The effect of spinning solvent on the morphology and crystallization behavior of the electrospun nanofibers of polystyrene (PS)/poly(ethylene oxide) (PEO) blends was investigated. The PS/PEO blends, with PEO as the minority component, were electrospun using binary solvent mixtures, involving DMF, dichloromethane and chloroform, with varying solvent dielectric constant and volatility. Even though the bulk morphology of the electrospun nanofibers broadly consisted of PEO domains dispersed in PS matrix, the size and dispersity of the PEO domains depended on the spinning solvent. The high dielectric constant and low volatility of DMF ensured higher jet stretch as well as longer available time for the break-up of PEO domains, for solvent mixtures enriched in the DMF. This resulted in a notable influence on the crystallization behavior of PEO in the blend nanofibers.
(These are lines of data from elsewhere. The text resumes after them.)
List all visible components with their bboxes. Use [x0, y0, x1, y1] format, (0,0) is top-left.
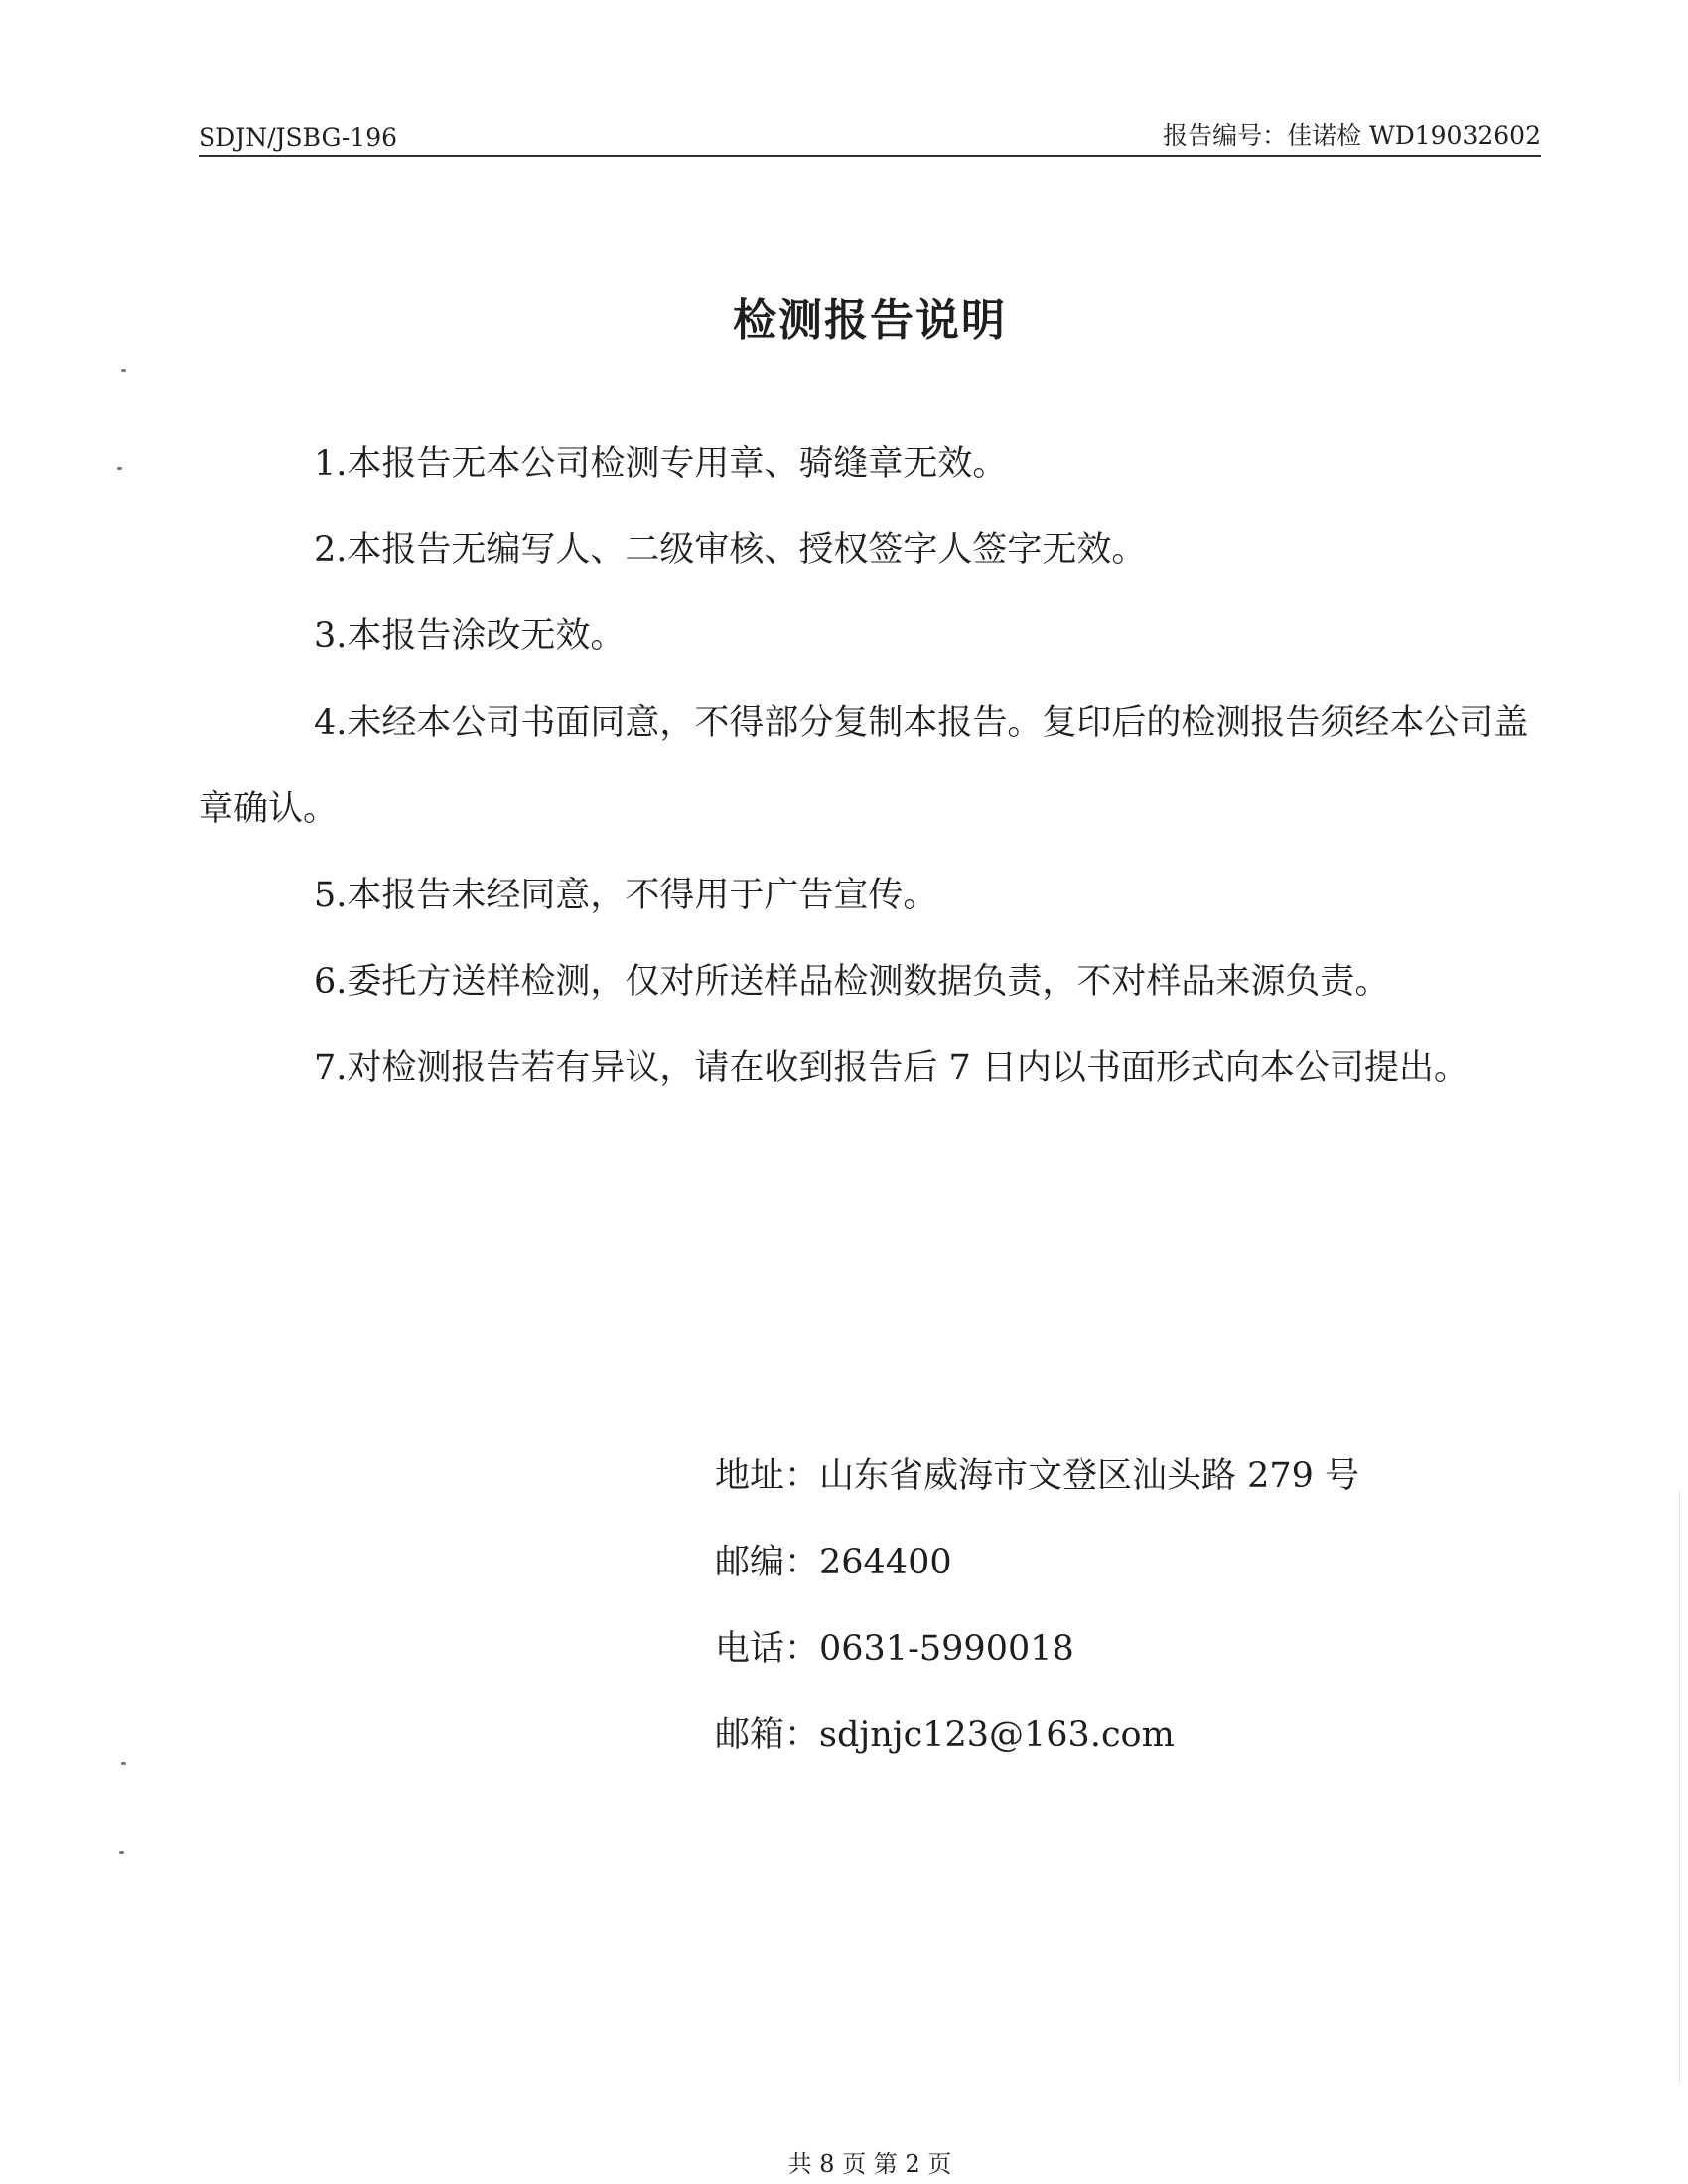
scan-edge-line — [1679, 1489, 1680, 2085]
clause-5: 5.本报告未经同意，不得用于广告宣传。 — [314, 876, 938, 915]
scan-speck — [119, 1851, 124, 1854]
clause-list — [199, 421, 1541, 1112]
report-number: 报告编号：佳诺检 WD19032602 — [1163, 121, 1541, 150]
contact-phone: 电话：0631-5990018 — [715, 1629, 1074, 1669]
clause-6: 6.委托方送样检测，仅对所送样品检测数据负责，不对样品来源负责。 — [314, 962, 1390, 1002]
contact-email: 邮箱：sdjnjc123@163.com — [715, 1715, 1175, 1755]
document-code: SDJN/JSBG-196 — [199, 123, 398, 152]
scan-speck — [121, 369, 126, 372]
clause-4: 4.未经本公司书面同意，不得部分复制本报告。复印后的检测报告须经本公司盖章确认。 — [199, 703, 1529, 829]
clause-7: 7.对检测报告若有异议，请在收到报告后 7 日内以书面形式向本公司提出。 — [314, 1048, 1469, 1088]
page-footer: 共 8 页 第 2 页 — [787, 2150, 952, 2178]
contact-address: 地址：山东省威海市文登区汕头路 279 号 — [715, 1456, 1360, 1496]
page-title: 检测报告说明 — [733, 295, 1007, 345]
clause-1: 1.本报告无本公司检测专用章、骑缝章无效。 — [314, 444, 1008, 483]
contact-block — [715, 1433, 1359, 1779]
scan-speck — [121, 1762, 126, 1765]
clause-3: 3.本报告涂改无效。 — [314, 616, 626, 656]
contact-postcode: 邮编：264400 — [715, 1543, 952, 1582]
page-header — [199, 121, 1541, 157]
scan-speck — [117, 467, 122, 470]
clause-2: 2.本报告无编写人、二级审核、授权签字人签字无效。 — [314, 530, 1147, 570]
The fractionated behavior of PEO crystallization was observed to become more noticeable at high DMF content. This was due to the presence of relatively larger population of nanosized PEO domains in nanofibers where the crystallization occurred mostly due to homogenous nucleated crystallization. The present study highlights the role of spinning solvent on crystallization behavior in electrospun nanofibers of polymer mixtures which will ultimately also affect its other properties.